Critically, this is not to say that all forms of explicitness are bad. Moving to dyn Trait was a truly good change for a whole host of reasons that mostly don't apply here.

People concerned about churn in the language

Some people are concerned about the rate or perceived rate of change of the language. If we add new syntax, then all users need to learn it, even if they don't use it themselves, as they will surely run across it in the code of others. Conversely, if we just make code that looks like it should work actually work without new syntax, then someone unfamiliar with anonymous enums may be surprised that a particular block of code works, but they're unlikely to be confused about what that code means and what result it produces.

As happened with NLL, I expect most users surprised that a particular block of code compiles would think, "huh, that's neat, I guess Rust finally decided to accept the obvious code there."

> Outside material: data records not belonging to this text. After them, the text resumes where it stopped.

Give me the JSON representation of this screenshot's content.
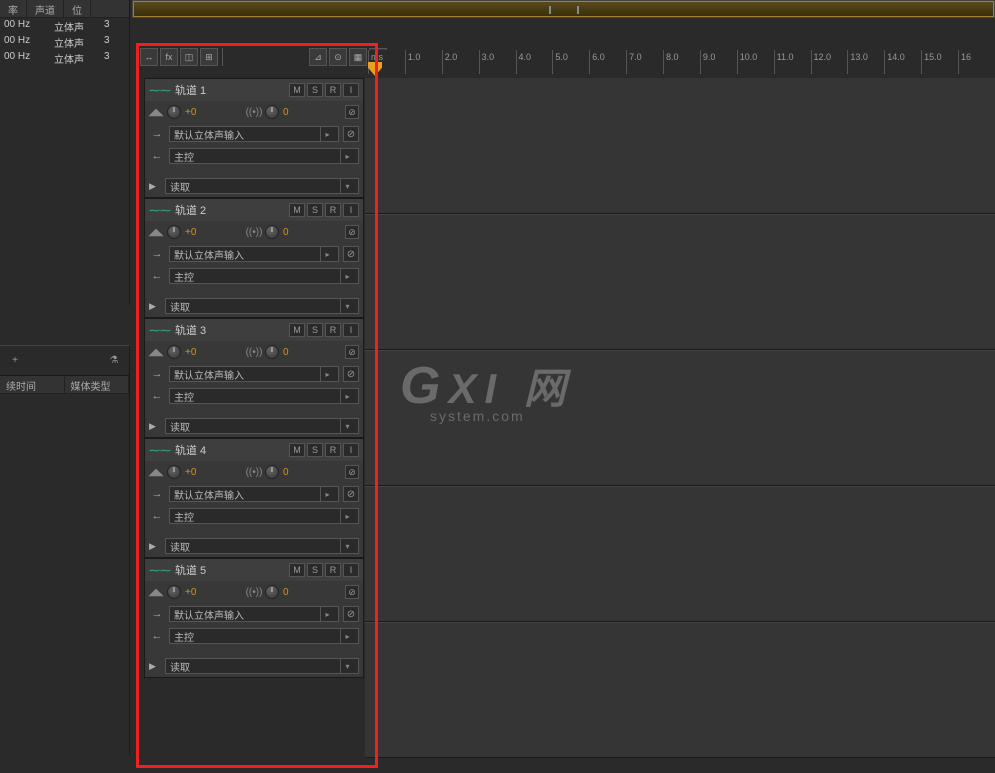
{
  "leftPanel": {
    "headers": [
      "率",
      "声道",
      "位"
    ],
    "rows": [
      {
        "hz": "00 Hz",
        "ch": "立体声",
        "b": "3"
      },
      {
        "hz": "00 Hz",
        "ch": "立体声",
        "b": "3"
      },
      {
        "hz": "00 Hz",
        "ch": "立体声",
        "b": "3"
      }
    ]
  },
  "leftLower": {
    "headers": [
      "续时间",
      "媒体类型"
    ],
    "addIcon": "+",
    "filterIcon": "⚗"
  },
  "ruler": {
    "labels": [
      "ms",
      "1.0",
      "2.0",
      "3.0",
      "4.0",
      "5.0",
      "6.0",
      "7.0",
      "8.0",
      "9.0",
      "10.0",
      "11.0",
      "12.0",
      "13.0",
      "14.0",
      "15.0",
      "16"
    ]
  },
  "toolbar": {
    "items": [
      "↔",
      "fx",
      "◫",
      "⊞",
      "≡",
      "⊿",
      "⊙",
      "▦",
      "⫾"
    ]
  },
  "tracks": [
    {
      "name": "轨道 1",
      "mute": "M",
      "solo": "S",
      "rec": "R",
      "input_mon": "I",
      "vol": "+0",
      "pan": "0",
      "input": "默认立体声输入",
      "output": "主控",
      "automation": "读取"
    },
    {
      "name": "轨道 2",
      "mute": "M",
      "solo": "S",
      "rec": "R",
      "input_mon": "I",
      "vol": "+0",
      "pan": "0",
      "input": "默认立体声输入",
      "output": "主控",
      "automation": "读取"
    },
    {
      "name": "轨道 3",
      "mute": "M",
      "solo": "S",
      "rec": "R",
      "input_mon": "I",
      "vol": "+0",
      "pan": "0",
      "input": "默认立体声输入",
      "output": "主控",
      "automation": "读取"
    },
    {
      "name": "轨道 4",
      "mute": "M",
      "solo": "S",
      "rec": "R",
      "input_mon": "I",
      "vol": "+0",
      "pan": "0",
      "input": "默认立体声输入",
      "output": "主控",
      "automation": "读取"
    },
    {
      "name": "轨道 5",
      "mute": "M",
      "solo": "S",
      "rec": "R",
      "input_mon": "I",
      "vol": "+0",
      "pan": "0",
      "input": "默认立体声输入",
      "output": "主控",
      "automation": "读取"
    }
  ],
  "watermark": {
    "main": "GXI网",
    "sub": "system.com"
  }
}
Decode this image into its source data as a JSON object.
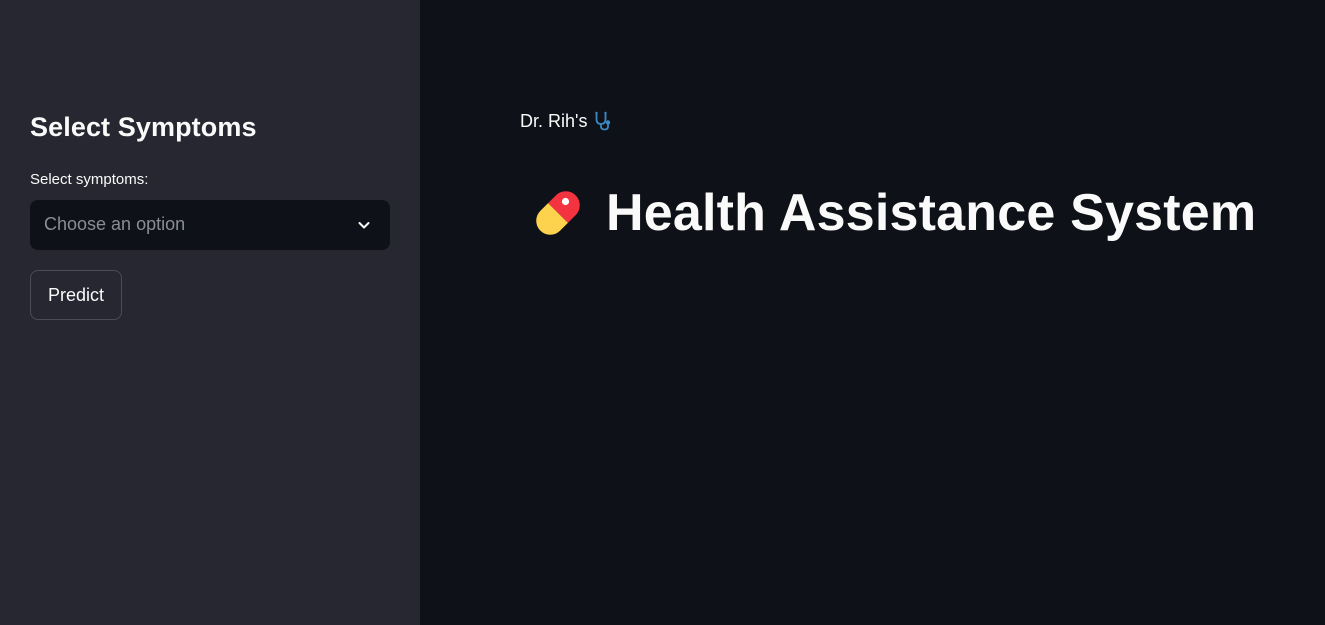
{
  "sidebar": {
    "title": "Select Symptoms",
    "symptoms_select": {
      "label": "Select symptoms:",
      "placeholder": "Choose an option",
      "icon": "chevron-down-icon"
    },
    "predict_label": "Predict"
  },
  "main": {
    "subheader": "Dr. Rih's",
    "subheader_icon": "stethoscope-icon",
    "title": "Health Assistance System",
    "title_icon": "pill-icon"
  },
  "colors": {
    "main_background": "#0e1117",
    "sidebar_background": "#262730",
    "text": "#fafafa",
    "placeholder": "#8a8d97",
    "pill_red": "#f3333f",
    "pill_yellow": "#fdd34d",
    "stethoscope_blue": "#3b88c3"
  }
}
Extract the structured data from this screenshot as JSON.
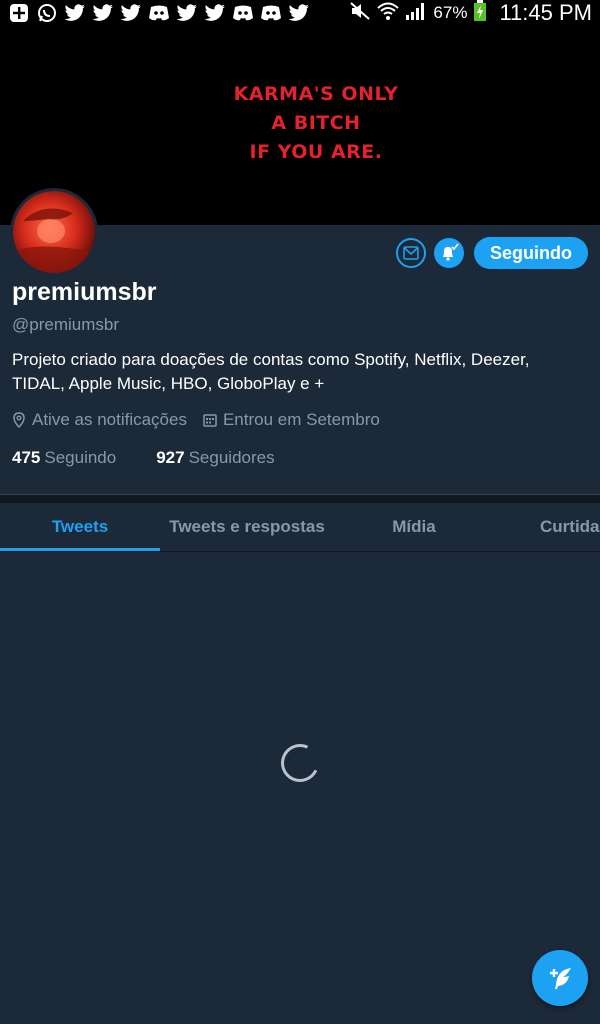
{
  "status_bar": {
    "battery": "67%",
    "time": "11:45 PM",
    "notification_icons": [
      "add-icon",
      "whatsapp-icon",
      "twitter-icon",
      "twitter-icon",
      "twitter-icon",
      "discord-icon",
      "twitter-icon",
      "twitter-icon",
      "discord-icon",
      "discord-icon",
      "twitter-icon"
    ]
  },
  "banner": {
    "line1": "KARMA'S ONLY",
    "line2": "A BITCH",
    "line3": "IF YOU ARE."
  },
  "profile": {
    "name": "premiumsbr",
    "handle": "@premiumsbr",
    "bio": "Projeto criado para doações de contas como Spotify, Netflix, Deezer, TIDAL, Apple Music, HBO, GloboPlay e +",
    "location": "Ative as notificações",
    "joined": "Entrou em Setembro",
    "following_count": "475",
    "following_label": "Seguindo",
    "followers_count": "927",
    "followers_label": "Seguidores"
  },
  "actions": {
    "follow_label": "Seguindo"
  },
  "tabs": [
    {
      "label": "Tweets",
      "active": true
    },
    {
      "label": "Tweets e respostas",
      "active": false
    },
    {
      "label": "Mídia",
      "active": false
    },
    {
      "label": "Curtidas",
      "active": false
    }
  ],
  "colors": {
    "accent": "#1da1f2",
    "background": "#1c2938",
    "muted": "#8899a6",
    "banner_text": "#e3222e"
  }
}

People concerned about zero-cost abstractions

Stroustrup's rule for zero-cost abstractions is:

What you don't use, you don't pay for. And further: What you do use, you couldn't hand code any better.

Anonymous enums without extra syntax meet this standard. No code that compiles today incurs any additional overhead due to these enums. And if you're trying to return, e.g., two or more different types of closures, or iterators, or futures, then there is no way you could implement it any better than the anonymous enum.

In summary, I'm a big fan of being explicit in general, but if we can make code that looks like it should work actually work in a principled manner and in a way that doesn't add avoidable overhead, and if it's better for all or most of our kinds of users, then it seems that we should at least strongly consider just doing that.

P.S. Any syntax we don't add is syntax that we don't have to bikeshed.

9 Likes

One issue with as enum I completely forgot to mention is that I’m not sure how it’s supposed to work with ?, which obviously matters for the error use case. fallible_op()? as enum would mean coercing the success value, not the error value.

Similarly, you often want the return type to be Result<T, enum impl Error> in functions with lots of ?s, not enum impl Try because the caller's gonna want that T, and I'm not sure how the former could work well with as enum markers on return sites.